In deze zaak heeft Lidl Nederland GmbH, gevestigd in Neckarsulm, Duitsland, een vordering ingesteld tegen een gedaagde die zelf procedeert. De vordering betreft de terugbetaling van een bedrag van € 480,86 dat door Lidl aan de gedaagde is betaald, terwijl er geen arbeidsovereenkomst in werking was getreden. De gedaagde had voorafgaand aan de ingangsdatum van de arbeidsovereenkomst aangegeven af te zien van de overeenkomst. Lidl heeft op 12 juni 2023 en 7 juli 2023 verzocht om terugbetaling van het bedrag, maar de gedaagde heeft dit bedrag niet terugbetaald. Lidl vordert nu terugbetaling op basis van onverschuldigde betaling en daarnaast de vergoeding van incassokosten en rente.
Tijdens de zitting op 10 december 2024 was de gemachtigde van Lidl, mr. F. Ackermans, aanwezig, maar de gedaagde is niet verschenen. De kantonrechter heeft de primaire vordering van Lidl toegewezen, omdat de gedaagde niet heeft betwist dat zij geen werkzaamheden heeft verricht voor Lidl en de betaling dus onterecht was. De kantonrechter heeft geoordeeld dat de regeling omtrent onverschuldigde betaling van toepassing is en dat er geen bijzondere omstandigheden zijn aangevoerd die het onaanvaardbaar zouden maken voor Lidl om terugbetaling te vorderen.

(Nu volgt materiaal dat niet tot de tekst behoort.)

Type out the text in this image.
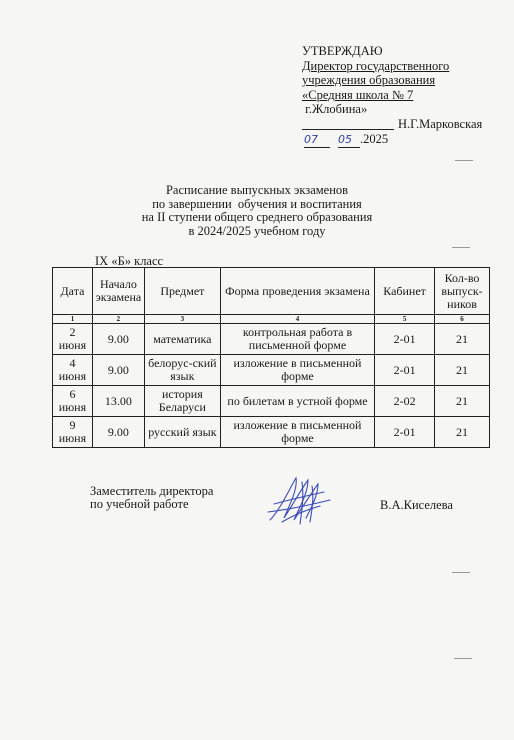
УТВЕРЖДАЮ
Директор государственного
учреждения образования
«Средняя школа № 7
г.Жлобина»
Н.Г.Марковская
07	05 .2025
Расписание выпускных экзаменов
по завершении  обучения и воспитания
на II ступени общего среднего образования
в 2024/2025 учебном году
IX «Б» класс
Дата	Начало экзамена	Предмет	Форма проведения экзамена	Кабинет	Кол-во выпуск-ников
1	2	3	4	5	6
2 июня	9.00	математика	контрольная работа в письменной форме	2-01	21
4 июня	9.00	белорус-ский язык	изложение в письменной форме	2-01	21
6 июня	13.00	история Беларуси	по билетам в устной форме	2-02	21
9 июня	9.00	русский язык	изложение в письменной форме	2-01	21
Заместитель директора
по учебной работе	В.А.Киселева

De kantonrechter heeft ook de incassokosten en de rente toegewezen, evenals de proceskosten, die in totaal zijn begroot op € 779,04. Het vonnis is uitvoerbaar bij voorraad verklaard, wat betekent dat Lidl het vonnis onmiddellijk kan uitvoeren, ook als de gedaagde in hoger beroep gaat. De gedaagde is veroordeeld tot betaling van in totaal € 579,37 aan Lidl, inclusief rente en kosten.